Beloved funnyman Robin Williams is dead. The actor and comedian was found unconscious in his home at around noon Pacific time and pronounced dead on the scene. The Marin County Coroner’s office suspects this was a suicide, and his publicist has confirmed Williams was battling severe depression, though he wouldn’t say whether or not Williams killed himself. Williams was 63.

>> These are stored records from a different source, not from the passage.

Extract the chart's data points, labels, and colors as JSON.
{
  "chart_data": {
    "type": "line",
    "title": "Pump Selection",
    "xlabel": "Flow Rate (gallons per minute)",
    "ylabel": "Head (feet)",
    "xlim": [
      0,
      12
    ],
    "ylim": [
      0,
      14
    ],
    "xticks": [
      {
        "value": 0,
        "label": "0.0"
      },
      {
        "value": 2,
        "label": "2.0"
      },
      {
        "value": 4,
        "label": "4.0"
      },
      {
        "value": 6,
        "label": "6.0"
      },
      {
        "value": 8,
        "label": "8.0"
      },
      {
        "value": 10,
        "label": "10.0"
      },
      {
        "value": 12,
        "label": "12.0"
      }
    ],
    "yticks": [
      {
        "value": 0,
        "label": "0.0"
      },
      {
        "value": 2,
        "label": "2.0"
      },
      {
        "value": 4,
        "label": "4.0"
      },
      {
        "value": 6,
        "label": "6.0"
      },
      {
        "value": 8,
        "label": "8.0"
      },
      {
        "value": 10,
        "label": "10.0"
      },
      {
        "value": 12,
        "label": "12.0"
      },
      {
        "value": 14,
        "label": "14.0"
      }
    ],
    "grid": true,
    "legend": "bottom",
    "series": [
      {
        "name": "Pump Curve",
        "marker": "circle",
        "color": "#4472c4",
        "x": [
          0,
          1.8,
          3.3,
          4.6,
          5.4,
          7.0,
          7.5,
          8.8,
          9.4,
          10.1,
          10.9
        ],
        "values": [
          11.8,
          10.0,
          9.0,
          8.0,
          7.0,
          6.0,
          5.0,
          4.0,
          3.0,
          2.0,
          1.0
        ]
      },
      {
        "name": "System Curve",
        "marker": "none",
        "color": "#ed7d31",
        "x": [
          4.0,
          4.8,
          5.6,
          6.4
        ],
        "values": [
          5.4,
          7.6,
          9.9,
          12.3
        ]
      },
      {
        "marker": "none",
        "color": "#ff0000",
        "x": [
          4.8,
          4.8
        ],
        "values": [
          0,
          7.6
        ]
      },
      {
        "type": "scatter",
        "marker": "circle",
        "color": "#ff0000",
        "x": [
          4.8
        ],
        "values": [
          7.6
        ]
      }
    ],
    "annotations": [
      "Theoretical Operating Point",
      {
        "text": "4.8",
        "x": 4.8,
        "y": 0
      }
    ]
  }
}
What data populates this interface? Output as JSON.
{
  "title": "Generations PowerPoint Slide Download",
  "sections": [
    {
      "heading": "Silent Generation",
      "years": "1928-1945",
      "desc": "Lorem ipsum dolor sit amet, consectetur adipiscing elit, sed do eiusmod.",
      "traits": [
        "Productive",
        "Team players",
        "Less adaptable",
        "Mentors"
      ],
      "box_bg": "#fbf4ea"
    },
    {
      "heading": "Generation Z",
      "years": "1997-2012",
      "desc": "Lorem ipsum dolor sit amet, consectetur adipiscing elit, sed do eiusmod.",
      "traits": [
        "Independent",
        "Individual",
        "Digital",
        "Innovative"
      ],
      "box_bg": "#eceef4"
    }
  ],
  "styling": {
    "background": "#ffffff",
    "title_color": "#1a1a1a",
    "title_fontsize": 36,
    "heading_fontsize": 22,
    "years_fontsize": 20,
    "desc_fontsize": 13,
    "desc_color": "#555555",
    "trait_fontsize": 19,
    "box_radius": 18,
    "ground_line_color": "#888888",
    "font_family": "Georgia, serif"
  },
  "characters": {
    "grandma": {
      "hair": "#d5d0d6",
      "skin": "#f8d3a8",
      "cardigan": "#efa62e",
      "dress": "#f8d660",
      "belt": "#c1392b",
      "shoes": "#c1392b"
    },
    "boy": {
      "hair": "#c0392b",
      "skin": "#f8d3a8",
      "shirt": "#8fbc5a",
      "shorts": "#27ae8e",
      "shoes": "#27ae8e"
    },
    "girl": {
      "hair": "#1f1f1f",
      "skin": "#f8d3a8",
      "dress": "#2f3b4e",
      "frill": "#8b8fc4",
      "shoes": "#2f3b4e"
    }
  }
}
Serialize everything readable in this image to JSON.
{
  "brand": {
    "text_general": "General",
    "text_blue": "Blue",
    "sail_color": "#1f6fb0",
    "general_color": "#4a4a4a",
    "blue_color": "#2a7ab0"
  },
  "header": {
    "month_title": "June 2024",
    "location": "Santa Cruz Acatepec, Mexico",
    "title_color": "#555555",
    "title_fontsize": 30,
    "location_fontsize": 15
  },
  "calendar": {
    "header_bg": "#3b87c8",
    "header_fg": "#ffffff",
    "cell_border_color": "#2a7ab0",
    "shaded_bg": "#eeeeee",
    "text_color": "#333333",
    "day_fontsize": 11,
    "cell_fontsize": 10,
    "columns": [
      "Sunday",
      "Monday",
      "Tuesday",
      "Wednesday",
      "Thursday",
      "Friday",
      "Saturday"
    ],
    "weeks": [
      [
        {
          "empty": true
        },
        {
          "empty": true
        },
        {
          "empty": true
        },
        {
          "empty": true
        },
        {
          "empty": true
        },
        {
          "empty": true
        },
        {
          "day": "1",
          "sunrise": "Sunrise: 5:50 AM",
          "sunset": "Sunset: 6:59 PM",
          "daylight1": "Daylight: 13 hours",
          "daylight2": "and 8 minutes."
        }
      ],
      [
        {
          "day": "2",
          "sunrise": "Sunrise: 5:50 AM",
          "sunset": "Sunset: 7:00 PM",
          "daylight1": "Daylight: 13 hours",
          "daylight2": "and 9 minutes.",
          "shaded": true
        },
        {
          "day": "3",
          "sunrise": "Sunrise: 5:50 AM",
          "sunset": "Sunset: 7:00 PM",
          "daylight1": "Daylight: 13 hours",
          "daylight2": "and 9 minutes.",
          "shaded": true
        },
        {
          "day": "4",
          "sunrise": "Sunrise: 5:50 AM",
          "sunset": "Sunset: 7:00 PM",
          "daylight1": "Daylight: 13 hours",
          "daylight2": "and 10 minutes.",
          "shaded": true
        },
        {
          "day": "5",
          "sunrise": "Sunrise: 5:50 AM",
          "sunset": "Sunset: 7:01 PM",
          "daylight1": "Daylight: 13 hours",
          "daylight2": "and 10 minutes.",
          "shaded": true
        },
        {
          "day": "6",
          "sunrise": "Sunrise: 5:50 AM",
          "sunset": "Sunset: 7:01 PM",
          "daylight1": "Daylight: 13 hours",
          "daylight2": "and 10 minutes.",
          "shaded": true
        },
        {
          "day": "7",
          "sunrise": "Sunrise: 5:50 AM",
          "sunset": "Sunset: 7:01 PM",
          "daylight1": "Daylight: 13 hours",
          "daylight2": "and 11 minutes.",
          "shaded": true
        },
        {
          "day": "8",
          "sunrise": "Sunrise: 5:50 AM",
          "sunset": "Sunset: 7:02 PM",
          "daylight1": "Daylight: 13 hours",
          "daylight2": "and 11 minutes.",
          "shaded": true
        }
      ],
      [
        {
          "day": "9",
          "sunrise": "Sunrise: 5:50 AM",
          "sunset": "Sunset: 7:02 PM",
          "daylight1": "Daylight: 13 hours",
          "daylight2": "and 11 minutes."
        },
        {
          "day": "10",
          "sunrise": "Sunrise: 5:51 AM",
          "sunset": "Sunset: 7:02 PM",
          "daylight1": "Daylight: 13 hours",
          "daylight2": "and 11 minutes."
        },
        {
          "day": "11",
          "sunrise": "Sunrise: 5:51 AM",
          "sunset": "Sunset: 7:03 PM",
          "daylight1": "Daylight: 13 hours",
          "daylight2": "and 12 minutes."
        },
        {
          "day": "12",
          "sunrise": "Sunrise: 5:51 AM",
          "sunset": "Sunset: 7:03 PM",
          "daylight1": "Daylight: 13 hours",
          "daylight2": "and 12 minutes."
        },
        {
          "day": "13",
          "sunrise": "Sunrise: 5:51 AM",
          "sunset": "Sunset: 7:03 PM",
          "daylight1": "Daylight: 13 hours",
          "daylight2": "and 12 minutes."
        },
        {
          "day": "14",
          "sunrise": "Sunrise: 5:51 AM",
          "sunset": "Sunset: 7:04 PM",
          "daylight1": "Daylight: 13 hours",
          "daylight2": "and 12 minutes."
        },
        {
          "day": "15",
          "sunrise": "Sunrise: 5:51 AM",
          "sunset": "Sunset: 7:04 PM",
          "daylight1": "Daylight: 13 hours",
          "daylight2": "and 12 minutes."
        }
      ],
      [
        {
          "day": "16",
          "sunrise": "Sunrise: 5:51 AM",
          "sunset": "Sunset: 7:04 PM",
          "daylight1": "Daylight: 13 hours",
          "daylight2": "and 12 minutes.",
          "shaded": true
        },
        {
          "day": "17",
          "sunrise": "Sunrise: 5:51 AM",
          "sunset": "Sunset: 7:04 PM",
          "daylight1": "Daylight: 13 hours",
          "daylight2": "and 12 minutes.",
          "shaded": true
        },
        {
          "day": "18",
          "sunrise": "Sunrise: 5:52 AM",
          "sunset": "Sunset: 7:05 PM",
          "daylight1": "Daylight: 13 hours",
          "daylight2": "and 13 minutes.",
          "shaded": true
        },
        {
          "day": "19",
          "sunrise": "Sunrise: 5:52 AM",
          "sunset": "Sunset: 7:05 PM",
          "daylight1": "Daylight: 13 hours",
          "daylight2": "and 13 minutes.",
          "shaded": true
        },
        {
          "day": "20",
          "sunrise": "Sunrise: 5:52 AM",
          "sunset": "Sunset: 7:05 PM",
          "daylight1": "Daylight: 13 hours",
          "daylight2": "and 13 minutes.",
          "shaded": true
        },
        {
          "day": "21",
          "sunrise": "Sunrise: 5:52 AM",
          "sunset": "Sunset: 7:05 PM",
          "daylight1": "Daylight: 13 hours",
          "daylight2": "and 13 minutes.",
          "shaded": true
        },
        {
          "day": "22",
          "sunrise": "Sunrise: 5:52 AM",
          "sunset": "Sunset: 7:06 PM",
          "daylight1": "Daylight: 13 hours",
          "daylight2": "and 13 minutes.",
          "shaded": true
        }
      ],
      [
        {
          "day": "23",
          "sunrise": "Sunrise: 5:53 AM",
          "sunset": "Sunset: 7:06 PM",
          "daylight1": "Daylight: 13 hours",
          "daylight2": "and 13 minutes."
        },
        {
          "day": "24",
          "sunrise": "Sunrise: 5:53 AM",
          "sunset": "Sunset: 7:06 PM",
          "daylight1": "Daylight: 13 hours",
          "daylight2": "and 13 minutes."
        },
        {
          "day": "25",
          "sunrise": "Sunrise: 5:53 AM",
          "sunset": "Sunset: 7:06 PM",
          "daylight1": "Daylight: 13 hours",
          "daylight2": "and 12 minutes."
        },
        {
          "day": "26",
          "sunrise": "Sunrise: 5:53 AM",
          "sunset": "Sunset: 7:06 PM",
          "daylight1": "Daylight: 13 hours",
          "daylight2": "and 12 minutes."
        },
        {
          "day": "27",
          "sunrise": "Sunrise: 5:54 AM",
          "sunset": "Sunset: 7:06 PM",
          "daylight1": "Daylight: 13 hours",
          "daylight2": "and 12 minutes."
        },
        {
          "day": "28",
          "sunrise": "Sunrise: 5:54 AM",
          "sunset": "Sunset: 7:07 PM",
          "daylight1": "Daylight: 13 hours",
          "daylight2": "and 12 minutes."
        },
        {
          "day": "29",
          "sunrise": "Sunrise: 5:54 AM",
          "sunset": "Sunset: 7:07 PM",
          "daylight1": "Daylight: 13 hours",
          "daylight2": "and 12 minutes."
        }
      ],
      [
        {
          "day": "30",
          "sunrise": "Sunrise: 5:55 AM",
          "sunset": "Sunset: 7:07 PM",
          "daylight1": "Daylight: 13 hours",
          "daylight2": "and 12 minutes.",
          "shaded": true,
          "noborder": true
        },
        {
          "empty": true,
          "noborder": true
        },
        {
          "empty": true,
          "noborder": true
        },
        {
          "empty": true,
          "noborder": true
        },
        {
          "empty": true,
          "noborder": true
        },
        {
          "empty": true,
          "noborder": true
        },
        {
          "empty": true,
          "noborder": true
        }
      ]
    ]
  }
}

Since his first film in 1977, Williams has had a hand in almost 80 productions, all the while having an active stand-up career. He received critical acclaim for many of his pictures, including multiple best actor nominations for his roles in Good Morning, Vietnam; Dead Poets Society; and Good Will Hunting, though he is best known today for his work in vital childhood movies Aladdin and Flubber and iconic LGBT film The Birdcage.

Williams started the Windfall Foundation with his second wife, a grantmaker organization that works to raise money for charities that request it. In 2010, he donated all proceeds of his Christchurch performance to help rebuild the city, which had been struck by an earthquake. Williams has also performed for U.S. troops stationed in Iraq and Afghanistan, and been a public face for St. Jude Children’s Research Hospital for many years.

Williams had three children with his first two wives, the youngest being 22 now. He leaves behind his third wife, Susan Schneider, whom he married in 2011. Schneider said she was “utterly heartbroken” at her husband’s death.